I've created a circuit to protect my lead-acid battery from over-discharging. I used the following circuit diagram.
Over-discharge protection circuit for a lead acid battery:
For understandable reasons, the circuit is oscillating if I connect the battery to a load through this protection circuit and the battery voltage reaches the approx. 10.6 V threshold. When oscillating, the relay disconnects and reconnects repeatedly very fast, making a sharp noise, and the load LED flickers.
When I tested the circuit using my bench power supply, I didn't see the circuit oscillate as the voltage goes below threshold. It cuts off the supply to the load, as intended.

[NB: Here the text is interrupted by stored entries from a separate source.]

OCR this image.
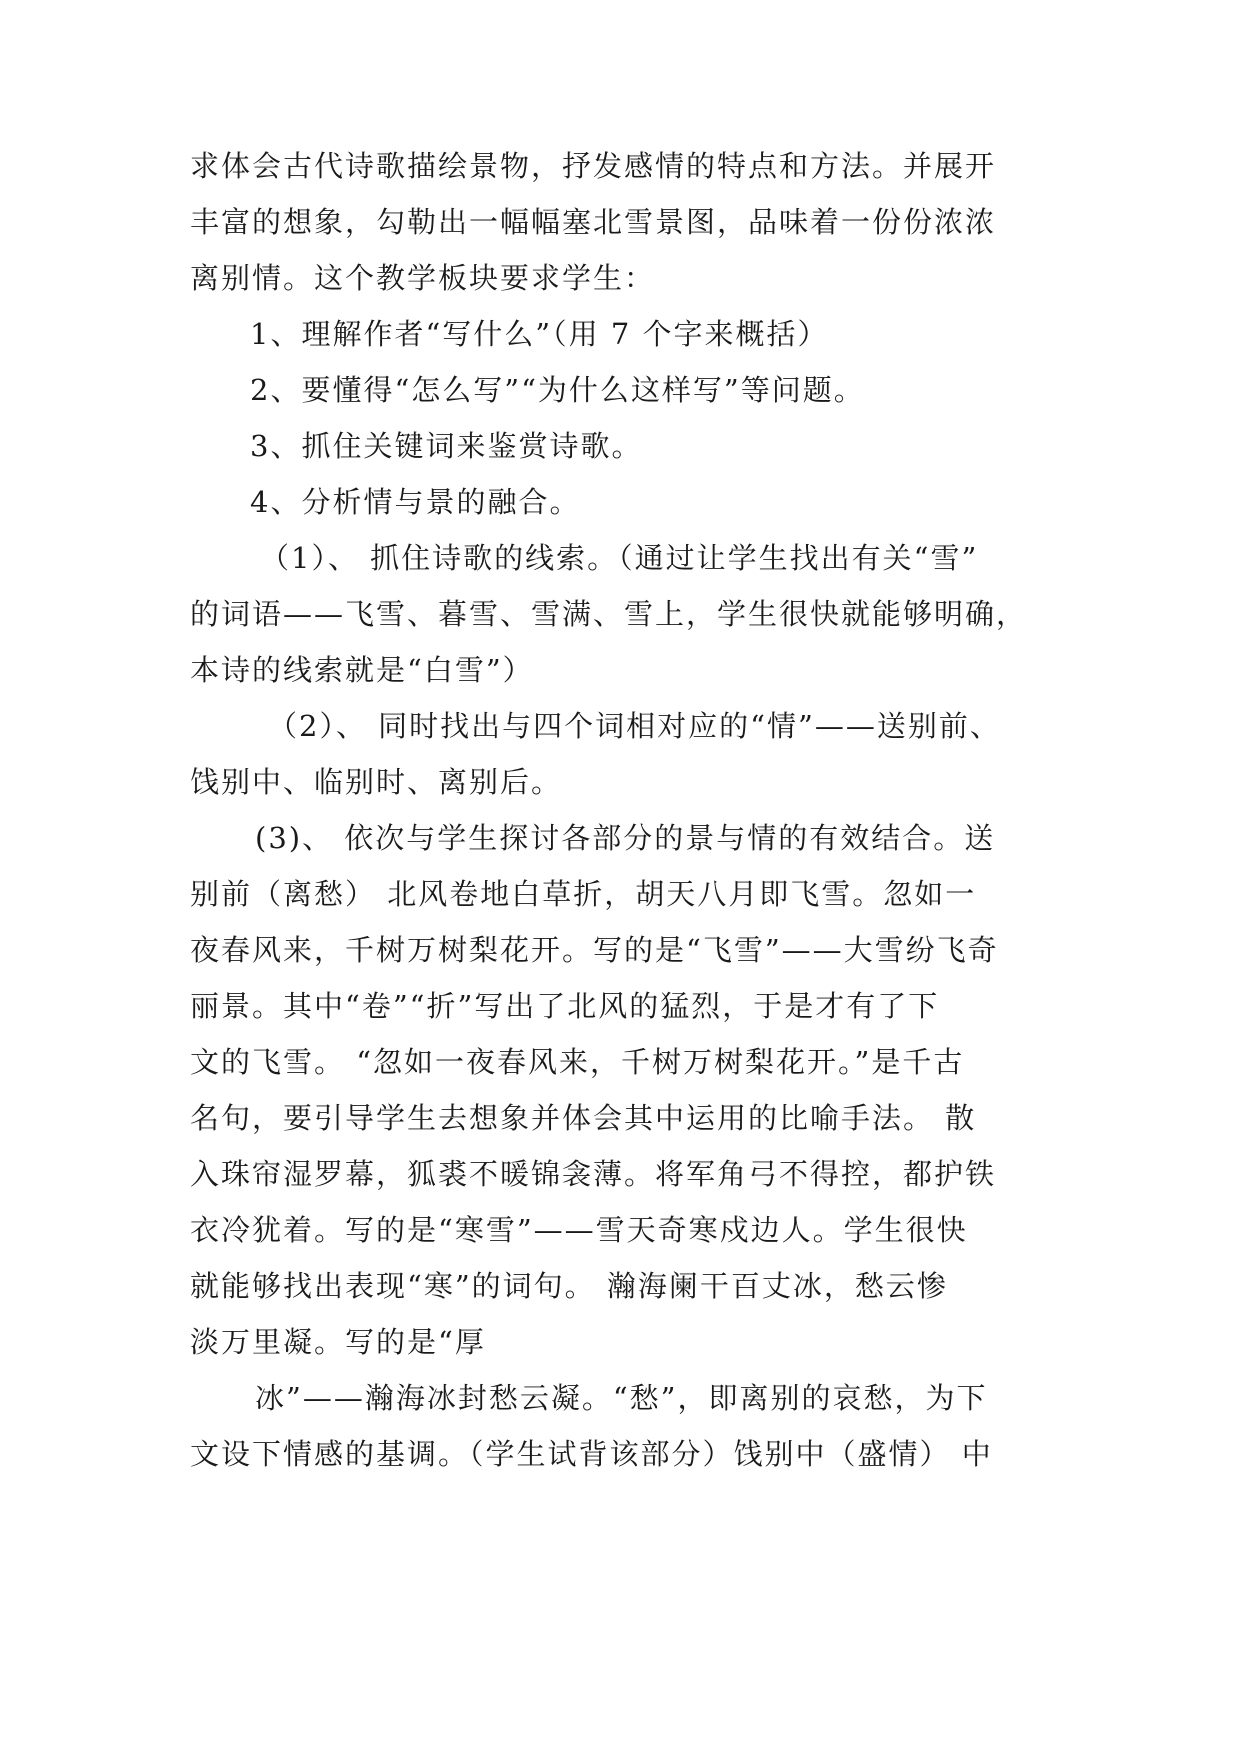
求体会古代诗歌描绘景物，抒发感情的特点和方法。并展开
丰富的想象，勾勒出一幅幅塞北雪景图，品味着一份份浓浓
离别情。这个教学板块要求学生：
1、理解作者“写什么”（用 7 个字来概括）
2、要懂得“怎么写”“为什么这样写”等问题。
3、抓住关键词来鉴赏诗歌。
4、分析情与景的融合。
（1）、 抓住诗歌的线索。（通过让学生找出有关“雪”
的词语——飞雪、暮雪、雪满、雪上，学生很快就能够明确，
本诗的线索就是“白雪”）
（2）、 同时找出与四个词相对应的“情”——送别前、
饯别中、临别时、离别后。
(3)、 依次与学生探讨各部分的景与情的有效结合。送
别前（离愁） 北风卷地白草折，胡天八月即飞雪。忽如一
夜春风来，千树万树梨花开。写的是“飞雪”——大雪纷飞奇
丽景。其中“卷”“折”写出了北风的猛烈，于是才有了下
文的飞雪。 “忽如一夜春风来，千树万树梨花开。”是千古
名句，要引导学生去想象并体会其中运用的比喻手法。 散
入珠帘湿罗幕，狐裘不暖锦衾薄。将军角弓不得控，都护铁
衣冷犹着。写的是“寒雪”——雪天奇寒戍边人。学生很快
就能够找出表现“寒”的词句。 瀚海阑干百丈冰，愁云惨
淡万里凝。写的是“厚
冰”——瀚海冰封愁云凝。“愁”，即离别的哀愁，为下
文设下情感的基调。（学生试背该部分）饯别中（盛情） 中
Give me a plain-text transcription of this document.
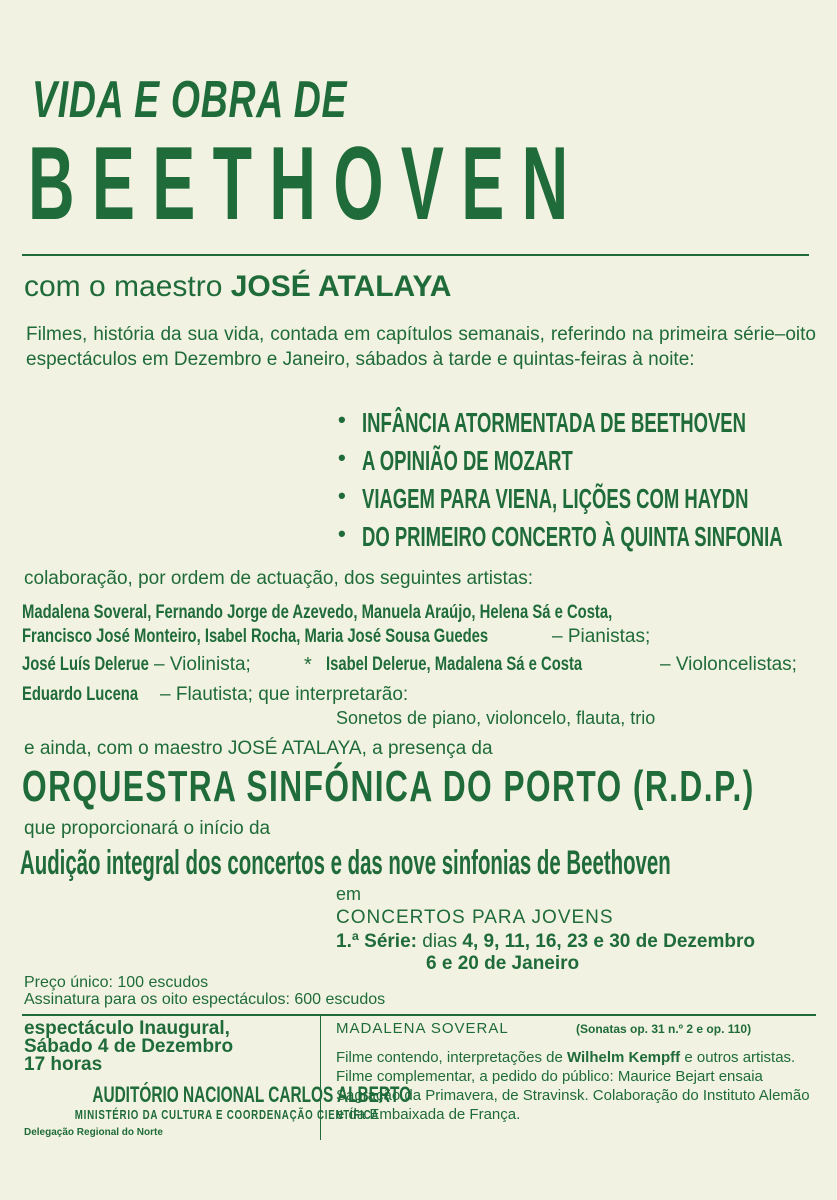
VIDA E OBRA DE
BEETHOVEN
com o maestro JOSÉ ATALAYA
Filmes, história da sua vida, contada em capítulos semanais, referindo na primeira série–oito espectáculos em Dezembro e Janeiro, sábados à tarde e quintas-feiras à noite:
• INFÂNCIA ATORMENTADA DE BEETHOVEN
• A OPINIÃO DE MOZART
• VIAGEM PARA VIENA, LIÇÕES COM HAYDN
• DO PRIMEIRO CONCERTO À QUINTA SINFONIA
colaboração, por ordem de actuação, dos seguintes artistas:
Madalena Soveral, Fernando Jorge de Azevedo, Manuela Araújo, Helena Sá e Costa,
Francisco José Monteiro, Isabel Rocha, Maria José Sousa Guedes	– Pianistas;
José Luís Delerue – Violinista;	* Isabel Delerue, Madalena Sá e Costa	– Violoncelistas;
Eduardo Lucena – Flautista; que interpretarão:
Sonetos de piano, violoncelo, flauta, trio
e ainda, com o maestro JOSÉ ATALAYA, a presença da
ORQUESTRA SINFÓNICA DO PORTO (R.D.P.)
que proporcionará o início da
Audição integral dos concertos e das nove sinfonias de Beethoven
em
CONCERTOS PARA JOVENS
1.ª Série: dias 4, 9, 11, 16, 23 e 30 de Dezembro
6 e 20 de Janeiro
Preço único: 100 escudos
Assinatura para os oito espectáculos: 600 escudos
espectáculo Inaugural,
Sábado 4 de Dezembro
17 horas
AUDITÓRIO NACIONAL CARLOS ALBERTO
MINISTÉRIO DA CULTURA E COORDENAÇÃO CIENTÍFICA
Delegação Regional do Norte
MADALENA SOVERAL	(Sonatas op. 31 n.º 2 e op. 110)
Filme contendo, interpretações de Wilhelm Kempff e outros artistas. Filme complementar, a pedido do público: Maurice Bejart ensaia Sagração da Primavera, de Stravinsk. Colaboração do Instituto Alemão e da Embaixada de França.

When on the battery, I guess this is happening because as soon as the relay disconnects, due to absence of load, the battery voltage rises very slightly above the threshold, the Zener breaks down and the relay connects back. This keeps happening in a loop.
I know that making an over-discharge protection circuit is quite easy with appropriate protection ICs, but I am looking for a simpler solution without using any special-purpose IC.
What change in the circuit can make it work the way I am expecting it to?
Note: my load may consume a very large current, so I do not want the load to run through a transistor or MOSFET if possible but use a relay instead.
I learnt that a Schmitt trigger is the solution, but I'm really a newbie hobbyist. I understand the basics of the Schmitt trigger but can't really configure the circuit with appropriate values so that it cuts off at 10.5 V and doesn't turn on until 12 V. Can you please help me with the circuit?